What actually treats depersonalization/derealization?

Psychotherapy — psychoeducation, grounding, and cognitive or psychodynamic work — plus treating any co-occurring anxiety or depression, which often drive the dissociation. Lamotrigine has limited supporting evidence as an add-on. Reducing stress, poor sleep, and cannabis helps too.

Is depersonalization a form of psychosis?
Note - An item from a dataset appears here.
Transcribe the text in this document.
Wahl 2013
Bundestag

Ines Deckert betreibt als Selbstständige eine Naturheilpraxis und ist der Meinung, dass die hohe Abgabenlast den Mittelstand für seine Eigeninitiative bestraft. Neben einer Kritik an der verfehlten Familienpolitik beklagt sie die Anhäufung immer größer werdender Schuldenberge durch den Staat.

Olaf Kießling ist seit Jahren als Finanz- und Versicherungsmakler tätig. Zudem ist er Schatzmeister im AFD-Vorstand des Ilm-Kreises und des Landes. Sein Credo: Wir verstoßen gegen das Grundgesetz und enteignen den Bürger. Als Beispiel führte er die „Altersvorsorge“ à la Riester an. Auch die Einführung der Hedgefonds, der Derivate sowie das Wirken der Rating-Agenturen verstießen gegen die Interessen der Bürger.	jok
No. In DPDR, reality testing stays intact — you know the experiences are subjective and not literally real. That preserved insight is exactly what separates it from psychosis, and it's an important distinction for getting the right treatment.

Does Tovani treat this?

No. Ketamine's dissociative effect is the wrong tool for a disorder of unwanted dissociation, and there's no evidence for it here. The right care is psychotherapy and treatment of co-occurring anxiety or depression, and we'd point you to that rather than offer something that could worsen the symptom.

References

  1. Krystal JH et al. 1994, Archives of General Psychiatry Characterized subanesthetic ketamine's acute dissociative, depersonalization, and derealization effects in humans. (PMID 8122957)
  2. Sierra M & Phillips ML 2003, Journal of Psychopharmacology Placebo-controlled crossover trial of lamotrigine in depersonalization disorder. (PMID 12680746)
  3. Sierra M 2008, Expert Review of Neurotherapeutics Review of pharmacological approaches to depersonalization disorder. (PMID 18088198)

Last reviewed by Dr. Ben Soffer, DO on June 2, 2026. This page is educational and not a substitute for clinical evaluation. A physician determines whether ketamine therapy is appropriate for your specific situation.